Résiliation anticipée du bail pour violation d’obligations contractuelles
base giuridica
Nome del giudice
Chambre d’appel en matière de baux et loyers de Genève
Data
11.06.2007
Sommario
La violation contractuelle consistant à changer de brasseur ne revêt pas le degré de gravité suffisant et n’est pas d’une ampleur ou d’une telle intensité qu’elle rendrait le maintien du contrat de gérance insupportable pour le bailleur, ce d’autant plus que celui-ci a été tenu informé de ces tractations.
Esposizione dei fatti
Les parties sont liées par un contrat de gérance libre portant sur
l’exploitation d’une arcade d’environ 44m2 située à G., avec l’arrière
du magasin et un WC. Les locaux étaient destinés à l’exploitation d’un
bar.
Le contrat a été conclu pour une durée de 3 ans , du 1er juillet
2002 au 30 juin 2005, renouvelable d’année en année et moyennant un
préavis de six mois pour la fin d’un mois. Les parties ont prévu une
clause de résiliation anticipée avec effet immédiat, pour de justes
motifs, dans l’hypothèse où l’exploitant procèderait à une gestion
n’entrant pas dans le cadre des activités de la branche, n’observerait
pas les prescriptions légales etc. Le loyer et la redevance de la
gérance ont été fixés à fr. 2'500.- par mois.
L’exploitant a
manifesté le souhait de changer de fournisseur de bière. Le fournisseur
actuel a informé le bailleur qu’en cas de rupture prématurée du contrat,
il ferait valoir des dommages-intérêts.
Par avis du 22 septembre
2005, le bailleur a déclaré résilier le contrat de gérance libre pour le
31 octobre 2005. Le congé était motivé par la violation des art. 285 et
289 a CO.
Le 24 octobre 2005, l’exploitant a saisi la Commission de
conciliation en matière de baux et loyers d’une requête en contestation
de la validité du congé et en prolongation de bail.
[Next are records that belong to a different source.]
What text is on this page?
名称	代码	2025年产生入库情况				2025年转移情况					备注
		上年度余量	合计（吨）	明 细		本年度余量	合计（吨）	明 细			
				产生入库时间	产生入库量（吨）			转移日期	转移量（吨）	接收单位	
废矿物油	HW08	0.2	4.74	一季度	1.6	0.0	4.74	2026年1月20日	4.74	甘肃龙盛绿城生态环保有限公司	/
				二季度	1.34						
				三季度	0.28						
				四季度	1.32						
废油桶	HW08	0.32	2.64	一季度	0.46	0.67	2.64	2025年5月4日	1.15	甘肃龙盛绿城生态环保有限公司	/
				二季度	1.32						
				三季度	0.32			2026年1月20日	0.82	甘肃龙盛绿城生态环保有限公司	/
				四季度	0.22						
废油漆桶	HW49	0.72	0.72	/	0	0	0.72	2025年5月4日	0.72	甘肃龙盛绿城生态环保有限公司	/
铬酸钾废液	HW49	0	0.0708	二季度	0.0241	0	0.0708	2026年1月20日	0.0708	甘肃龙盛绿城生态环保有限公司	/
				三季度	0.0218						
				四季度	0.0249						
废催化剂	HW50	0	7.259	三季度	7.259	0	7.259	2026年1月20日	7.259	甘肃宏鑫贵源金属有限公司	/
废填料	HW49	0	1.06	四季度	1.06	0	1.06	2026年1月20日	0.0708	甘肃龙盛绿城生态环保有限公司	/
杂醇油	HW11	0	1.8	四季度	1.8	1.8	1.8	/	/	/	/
La tentative de
conciliation s’est soldée par un échec.
Le tribunal des baux et
loyers a rendu un jugement le 16 novembre 2006, déclarant inefficace le
congé notifié le 22 septembre 2005. Le bailleur a fait appel de ce
jugement.
Considerazioni
2.1 A teneur de l'art. 275 CO, le bail à ferme est un contrat par lequel
le bailleur s'oblige à céder au fermier, moyennant un fermage, l'usage
d'un bien ou d'un droit productif et à lui en laisser percevoir les
fruits ou les produits.
Les parties sont liées par un contrat de
gérance libre, soit un contrat de bail à ferme non agricole au sens des
art. 275 et ss CO. Les dispositions sur le bail à loyer s'appliquent par
analogie en cas de congé (art. 300 al. 1 CO).
2.2 Selon l'art. 283
al. 1 CO, le fermier doit exploiter la chose affermée avec le soin
nécessaire, conformément à l'usage auquel elle est destinée. Le fermier
doit donc utiliser la chose conformément au but pour lequel elle a été
affermée selon le contrat ou pour lequel elle était utilisée au moment
de la cession. Il doit observer les règles professionnelles pertinentes,
ainsi que les méthodes et les procédés reconnus (RONCORONI, Bail à
ferme IV 2. Obligations du fermier, FJS 835, p. 2).
A teneur de
l'art. 289 a al. 1 let. a CO, le fermier ne peut apporter au mode
d'exploitation de la chose un changement essentiel dont les effets
s'étendraient au-delà de la durée du bail, sans le consentement écrit du
bailleur. Si le bailleur n'a pas donné son consentement écrit à un
changement et que le fermier n'a pas remis la chose en état dans un
délai convenable, le bailleur peut résilier le contrat avec effet
immédiat ou, si le bail porte sur des habitations ou des locaux
commerciaux, moyennant un délai de congé minimum de trente jours pour la
fin d'un mois (art. 289 a al. 3 CO).
La doctrine cite comme exemple
de changements essentiels au mode d'exploitation l'installation d'une
salle de billard ou un salon de jeu dans un local exploité comme une
salle de réunion d'une association (RONCORONI, Commentaire romand, No 2
ad art. 289a, p. 1495).
Aux termes de l'art. 285 CO, lorsque le
maintien du bail est devenu insupportable pour le bailleur ou les
personnes habitant la maison parce que le fermier, nonobstant une
protestation écrite du bailleur, persiste à enfreindre son devoir de
diligence, à manquer d'égard envers les voisins ou à négliger son devoir
d'entretien, le bailleur peut résilier le contrat avec effet immédiat.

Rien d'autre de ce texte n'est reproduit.